Los impuestos de sucesiones en Ohio son altos. El único hijo de los Morse no sabía muy bien qué hacer con esa herencia artística pues los padres ponían una condición: la colección permanecería unida. El heredero resolvió donar los cuadros y quedarse los negocios de papá. Pero los museos sólo aceptaban recibir obras escogidas, no el lote completo. Entonces surge la idea de poner un anuncio en el Wall Street Journal. Algo así como “Se busca sede permanente para la mayor colección privada de un genio del surrealismo”. En St Petersburg lo leyeron y ahí comenzó la historia de un museo que abrió sus puertas en 1982.

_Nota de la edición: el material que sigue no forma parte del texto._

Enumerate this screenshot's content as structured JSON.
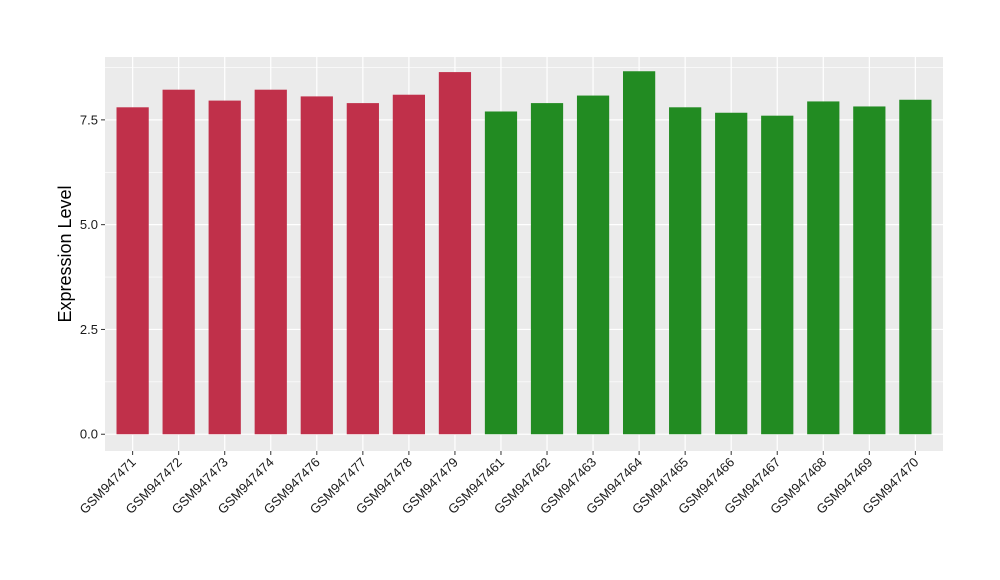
{
  "chart_data": {
    "type": "bar",
    "title": "",
    "xlabel": "",
    "ylabel": "Expression Level",
    "ylim": [
      -0.4,
      9.0
    ],
    "yticks": [
      0.0,
      2.5,
      5.0,
      7.5
    ],
    "ytick_labels": [
      "0.0",
      "2.5",
      "5.0",
      "7.5"
    ],
    "grid": true,
    "legend": "none",
    "categories": [
      "GSM947471",
      "GSM947472",
      "GSM947473",
      "GSM947474",
      "GSM947476",
      "GSM947477",
      "GSM947478",
      "GSM947479",
      "GSM947461",
      "GSM947462",
      "GSM947463",
      "GSM947464",
      "GSM947465",
      "GSM947466",
      "GSM947467",
      "GSM947468",
      "GSM947469",
      "GSM947470"
    ],
    "values": [
      7.8,
      8.22,
      7.96,
      8.22,
      8.06,
      7.9,
      8.1,
      8.64,
      7.7,
      7.9,
      8.08,
      8.66,
      7.8,
      7.67,
      7.6,
      7.94,
      7.82,
      7.98
    ],
    "groups": [
      "red",
      "red",
      "red",
      "red",
      "red",
      "red",
      "red",
      "red",
      "green",
      "green",
      "green",
      "green",
      "green",
      "green",
      "green",
      "green",
      "green",
      "green"
    ],
    "colors": {
      "red": "#c0304a",
      "green": "#228b22",
      "panel": "#ebebeb",
      "grid": "#ffffff"
    }
  }
}
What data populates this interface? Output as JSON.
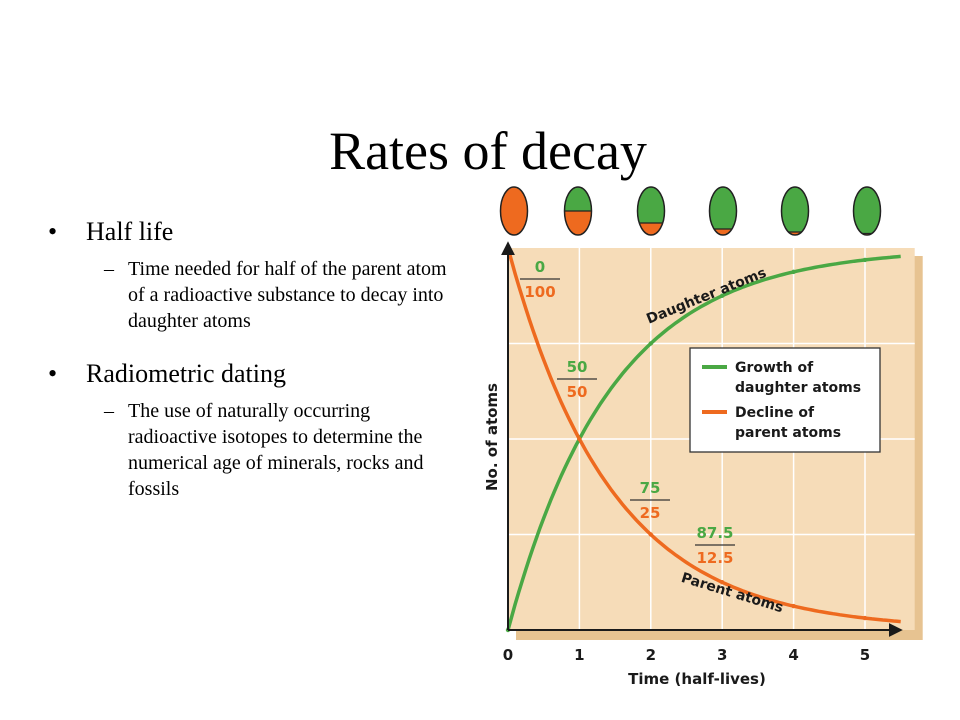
{
  "slide": {
    "title": "Rates of decay",
    "bullets": [
      {
        "label": "Half life",
        "sub": "Time needed for half of the parent atom of a radioactive substance to decay into daughter atoms"
      },
      {
        "label": "Radiometric dating",
        "sub": "The use of naturally occurring radioactive isotopes to determine the numerical age of minerals, rocks and fossils"
      }
    ],
    "dash": "–"
  },
  "colors": {
    "daughter": "#4aa844",
    "parent": "#ee6a1f",
    "plot_bg": "#f6dcb8",
    "grid": "#ffffff"
  },
  "chart_data": {
    "type": "line",
    "xlabel": "Time (half-lives)",
    "ylabel": "No. of atoms",
    "xlim": [
      0,
      5.5
    ],
    "ylim": [
      0,
      100
    ],
    "xticks": [
      "0",
      "1",
      "2",
      "3",
      "4",
      "5"
    ],
    "series": [
      {
        "name": "Growth of daughter atoms",
        "key": "daughter",
        "curve_label": "Daughter atoms",
        "x": [
          0,
          1,
          2,
          3,
          4,
          5,
          5.5
        ],
        "values": [
          0,
          50,
          75,
          87.5,
          93.75,
          96.875,
          97.8
        ]
      },
      {
        "name": "Decline of parent atoms",
        "key": "parent",
        "curve_label": "Parent atoms",
        "x": [
          0,
          1,
          2,
          3,
          4,
          5,
          5.5
        ],
        "values": [
          100,
          50,
          25,
          12.5,
          6.25,
          3.125,
          2.2
        ]
      }
    ],
    "legend": [
      "Growth of daughter atoms",
      "Decline of parent atoms"
    ],
    "legend_lines": [
      [
        "Growth of",
        "daughter atoms"
      ],
      [
        "Decline of",
        "parent atoms"
      ]
    ],
    "annotations": [
      {
        "x": 0,
        "daughter": "0",
        "parent": "100"
      },
      {
        "x": 1,
        "daughter": "50",
        "parent": "50"
      },
      {
        "x": 2,
        "daughter": "75",
        "parent": "25"
      },
      {
        "x": 3,
        "daughter": "87.5",
        "parent": "12.5"
      }
    ],
    "atom_icons": [
      {
        "half_lives": 0,
        "parent_fraction": 1.0
      },
      {
        "half_lives": 1,
        "parent_fraction": 0.5
      },
      {
        "half_lives": 2,
        "parent_fraction": 0.25
      },
      {
        "half_lives": 3,
        "parent_fraction": 0.125
      },
      {
        "half_lives": 4,
        "parent_fraction": 0.0625
      },
      {
        "half_lives": 5,
        "parent_fraction": 0.03125
      }
    ]
  }
}
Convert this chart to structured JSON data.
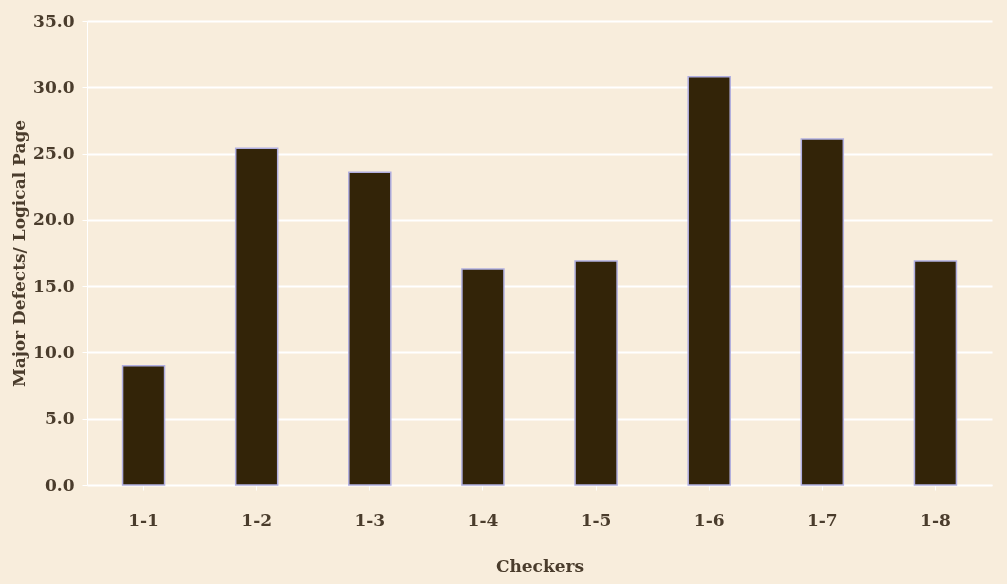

La colección, en todo caso, es notable. Hay incluso piezas de un Dalí de diez y doce años que descubren un gran artista en ciernes. La visita guiada resulta deliciosa. Es una entretenida explicación en diez minutos de surrealismo para tontos. Los visitantes visten bermudas y camisas floreadas y lanzan exclamaciones cada vez que la guía les señala algún truco óptico. Los trampantojos ocultos y los guiños de ilusionista son lo que más les gusta, como cuando descubren el rostro de Manolete escondido en una sucesión interminable de bustos de la Venus de Milo en el cuadro más importante de la exposición, el más grande y el más caro. Estos juegos de prestidigitador les encantan de verdad, son como un preludio cultural del vértigo que van a buscar justo después en Orlando, capital de los megaparques de atracciones.